In discussing the six domains of AT, Holmes relates that seventy per cent of infants become securely attached, the rest insecurely. The three categories of insecure attachment are avoidant, ambivalent and disorganised. The avoidant person (child or adult) tries to be in control and keeps intimacy at bay. Ambivalent people cling to care-givers (or abusive partners) so they are less at the mercy of their inconsistency. Disorganised people tend to have radically unstable relationships such as is characteristic of borderline personality disorder sufferers. Holmes examples these categories in both children and adults and details therapeutic techniques such as providing a secure base, methods of listening and responding, facilitation of emergent meaning and reflexive practice. He also discusses topics such as the 'Basic Fault', the intergenerational transmission of attachment insecurity and working with abused and traumatised clients. The book argues persuasively for a rapproachment between psychoanalysis and AT.

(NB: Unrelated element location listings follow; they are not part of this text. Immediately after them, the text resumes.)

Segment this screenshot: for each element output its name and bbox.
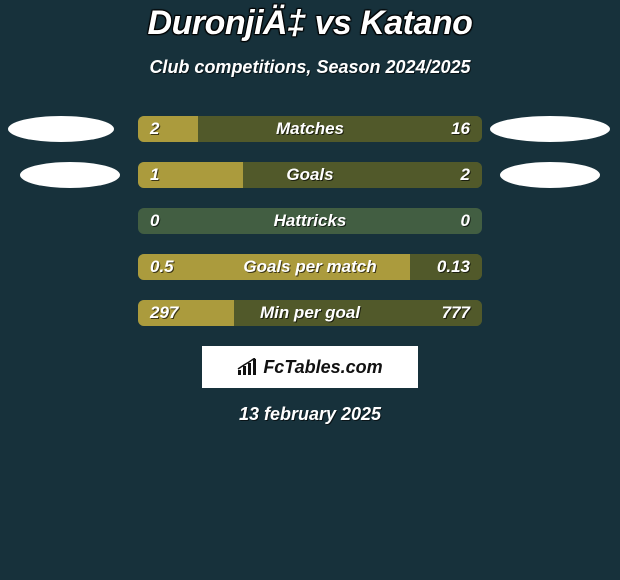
subtitle: Club competitions, Season 2024/2025: [0, 57, 620, 78]
bar-left: [138, 116, 198, 142]
bar-track: 0.50.13Goals per match: [138, 254, 482, 280]
bar-track: 216Matches: [138, 116, 482, 142]
stat-row: 0.50.13Goals per match: [0, 254, 620, 280]
chart-icon: [237, 358, 259, 376]
stat-value-left: 0: [150, 208, 159, 234]
stat-value-left: 1: [150, 162, 159, 188]
bar-right: [243, 162, 482, 188]
stat-value-right: 16: [451, 116, 470, 142]
brand-text: FcTables.com: [263, 357, 382, 378]
stat-value-right: 0: [461, 208, 470, 234]
stat-row: 12Goals: [0, 162, 620, 188]
page-title: DuronjiÄ‡ vs Katano: [0, 0, 620, 43]
stat-value-right: 0.13: [437, 254, 470, 280]
stat-row: 216Matches: [0, 116, 620, 142]
stat-value-left: 0.5: [150, 254, 174, 280]
bar-right: [198, 116, 482, 142]
chart-area: 216Matches12Goals00Hattricks0.50.13Goals…: [0, 116, 620, 326]
stat-value-left: 2: [150, 116, 159, 142]
brand-badge: FcTables.com: [202, 346, 418, 388]
comparison-infographic: DuronjiÄ‡ vs Katano Club competitions, S…: [0, 0, 620, 580]
stat-value-right: 2: [461, 162, 470, 188]
bar-left: [138, 254, 410, 280]
date-text: 13 february 2025: [0, 404, 620, 425]
stat-value-left: 297: [150, 300, 178, 326]
stat-row: 0 0Hattricks: [0, 208, 620, 234]
stat-label: Hattricks: [138, 208, 482, 234]
stat-value-right: 777: [442, 300, 470, 326]
bar-track: 297777Min per goal: [138, 300, 482, 326]
stat-row: 297777Min per goal: [0, 300, 620, 326]
bar-track: 12Goals: [138, 162, 482, 188]
bar-track: 0 0Hattricks: [138, 208, 482, 234]
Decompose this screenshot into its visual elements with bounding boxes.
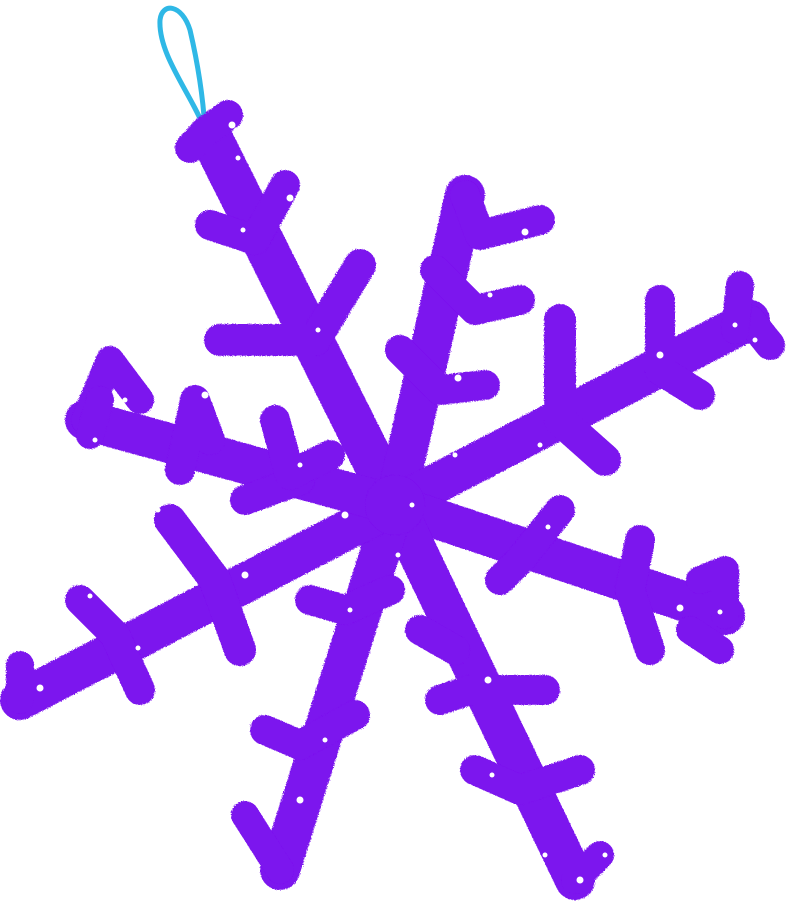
- sparkle-dot: [155, 507, 161, 513]
- sparkle-dot: [542, 852, 548, 858]
- sparkle-dot: [528, 511, 536, 519]
- sparkle-dot: [286, 194, 294, 202]
- sparkle-dot: [484, 676, 492, 684]
- sparkle-dot: [135, 645, 141, 651]
- sparkle-dot: [475, 267, 481, 273]
- sparkle-dot: [732, 322, 738, 328]
- sparkle-dot: [521, 228, 529, 236]
- sparkle-dot: [240, 227, 246, 233]
- sparkle-dot: [36, 684, 44, 692]
- sparkle-dot: [489, 772, 495, 778]
- sparkle-dot: [545, 524, 551, 530]
- sparkle-dot: [602, 852, 608, 858]
- sparkle-dot: [45, 637, 51, 643]
- sparkle-dot: [576, 876, 584, 884]
- sparkle-dot: [454, 374, 462, 382]
- arm-upper-right-a: [375, 175, 485, 525]
- sparkle-dot: [347, 607, 353, 613]
- sparkle-dot: [92, 437, 98, 443]
- sparkle-dot: [537, 442, 543, 448]
- sparkle-dot: [201, 391, 209, 399]
- sparkle-dot: [487, 292, 493, 298]
- sparkle-dot: [315, 327, 321, 333]
- arm-right-down: [375, 485, 745, 635]
- sparkle-dot: [228, 121, 236, 129]
- sparkle-dot: [656, 351, 664, 359]
- sparkle-dots: [36, 121, 758, 884]
- sparkle-dot: [752, 337, 758, 343]
- sparkle-dot: [297, 462, 303, 468]
- sparkle-dot: [676, 604, 684, 612]
- sparkle-dot: [352, 330, 358, 336]
- sparkle-dot: [296, 796, 304, 804]
- sparkle-dot: [341, 511, 349, 519]
- sparkle-dot: [322, 737, 328, 743]
- arm-up: [189, 114, 416, 526]
- hanging-loop-icon: [157, 5, 208, 133]
- sparkle-dot: [609, 609, 615, 615]
- sparkle-dot: [409, 502, 415, 508]
- sparkle-dot: [395, 552, 401, 558]
- sparkle-dot: [87, 593, 93, 599]
- arm-down-left: [260, 485, 415, 890]
- arm-left-up: [65, 400, 415, 525]
- sparkle-dot: [717, 609, 723, 615]
- sparkle-dot: [122, 397, 128, 403]
- snowflake-icon: [0, 100, 785, 900]
- sparkle-dot: [235, 155, 241, 161]
- sparkle-dot: [241, 571, 249, 579]
- sparkle-dot: [452, 452, 458, 458]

I read this book by way of an introductory course in psychoanalytic therapy, not as a clinician but as an interested reader and poet. As my own home-spun theory of the origin of emotionally arresting poetry is the invariable suffering and survival of some form of childhood trauma, I was especially pleased by the discussion of links between poetry and psychotherapy. Holmes asserts the importance of remaining open to a poem as it stands on its own terms without pathologising the poet (the poem not being the poet being my favourite tenet). He also reminds us of Lacan's concept of 'the word being the paternal Oedipal sword, categorising and separating' and yet how, paradoxically, poetry uses words to establish to re-establish that lost pre-verbal unity. This helped me appricate the importance of my own self-reflective writing - specifically the poetry I have written over the last three years in strenghtening my own internal working models and bolstering a somewhat provisional secure base. In fact, after reading, I went on to write a poem which included a line about 'The Search for the Secure Base' sticking out of my basket.

A fascinating, humane and complex book, I am certain that lay-readers, students, poets and clinicians alike will find in it a treasure trove of discovery.